To invite a space for generative, yet genuine intellectual inquiry, it is important to balance guidance and freedom in equilibrium: to offer a foundation for ideas, yet open up multiple possible pathways and positions for students to pursue. In navigating these tensions, I have constructed journal topics based on essential questions that are sufficiently broad to allow a variety of entry points as well as backgrounds and experiences; for example, while teaching Cultural Literacy by E. D. Hirsch: “In what ways do our cultures affect who we are?”

In a similar sense, while experimenting with various formats for discussion prompts and procedures, I have found that planning and posing each question for the class to discuss in turn can be stifling in its structure.
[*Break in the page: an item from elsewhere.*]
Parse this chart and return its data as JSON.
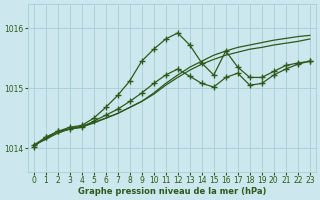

On the other hand, providing a few potential issues for exploration can be liberating in enabling learners to delve into unexpected topics and ponder unique perspectives. As a discussion flows organically, the most rewarding moments have arisen when students posed original questions to each other in a dynamic dialogue, blurring the lines between the roles of teacher and student. In opening up opinions and weaving new webs of ideas and insights rather than following a predetermined path, learners are able to attain agency and contribute constructively to the conversation.

Students are, after all, social creatures, agentive and interactive beings, whose combined consciousness coalesces into constellations of complexity. In contrast with a framework of passive reception, in the Freirean sense, learners transform their own experience as much as they are transformed by it. In a process of actively constructing knowledge through collaboration in the Piagetian sense, students navigate the negotiations between the self and the other as pluralities proliferate, ideas intersect, and contentions collide. Dialogue, therefore, liberates the pedagogical praxis.

To engage and empower our own and others’ voices, to welcome a diversity of perspectives within the context of civil discourse, to encourage civic participation in the Ciceronian ideal of democracy for which Hirsch has argued, to resist conclusiveness while opening up to the complexities of experience: these are the aims toward which we as citizens must continue to live and strive in the classroom and in the world.

 


 

Ruth Li has taught high school English for the past three years in charter schools in Utah and Florida. She will join the Ph.D. program in English and Education at the University of Michigan, Ann Arbor in the fall.